Health, social relations, work conditions and standard of living are considered to be major factors that affect well-being – and all of those are negatively affected by the coronavirus, or by the measures taken to combat the spread of the disease.

Earlier this week, for example, the Ecolo-Groen coalition in parliament complained that the measures announced last Friday as the first part of the exit strategy were almost wholly concerned with economic matters, and barely with social questions like the ongoing separation from family and friends, now six weeks old.

One revealing indication of how the epidemic has changed attitudes: the word ‘social’ is now most commonly linked in people’s minds with the word ‘distancing’.

Of those who are suffering most, the planning office concludes on the basis of various studies, are those who live alone, with or without children, those who are unemployed or unable to work and those who have a lower educational level or had a lower income even before the lockdown.
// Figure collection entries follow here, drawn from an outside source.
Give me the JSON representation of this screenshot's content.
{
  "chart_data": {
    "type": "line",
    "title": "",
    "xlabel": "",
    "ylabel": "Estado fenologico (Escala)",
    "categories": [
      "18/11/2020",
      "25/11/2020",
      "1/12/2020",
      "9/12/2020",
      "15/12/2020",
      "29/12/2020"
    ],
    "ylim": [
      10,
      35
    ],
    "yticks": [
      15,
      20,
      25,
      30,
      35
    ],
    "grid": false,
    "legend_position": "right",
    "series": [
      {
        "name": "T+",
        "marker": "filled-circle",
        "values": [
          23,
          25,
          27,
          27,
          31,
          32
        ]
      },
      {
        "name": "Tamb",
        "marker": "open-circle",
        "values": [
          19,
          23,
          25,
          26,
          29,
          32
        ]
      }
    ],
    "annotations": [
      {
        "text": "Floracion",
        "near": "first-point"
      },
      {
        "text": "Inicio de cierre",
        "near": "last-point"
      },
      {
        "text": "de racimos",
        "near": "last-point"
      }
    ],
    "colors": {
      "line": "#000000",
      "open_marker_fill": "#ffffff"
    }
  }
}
The office is forecasting a loss of purchasing power in 2020 of 1.5%, and already one household in eight is described as “financially very vulnerable faced with the crisis, due to a combination of loss of income and a low level of savings.”

Women, it found, are more at risk of a loss of well-being than men.

Some studies, including those carried out by the university of Louvain-la-Neuve and the federal health institute Sciensano, have shown that a sizeable group of people have described symptoms which point towards the development of mental pathology, for example depression.

And those, the report says, are the vulnerable groups the government must take into account when planning the next steps in the exit strategy.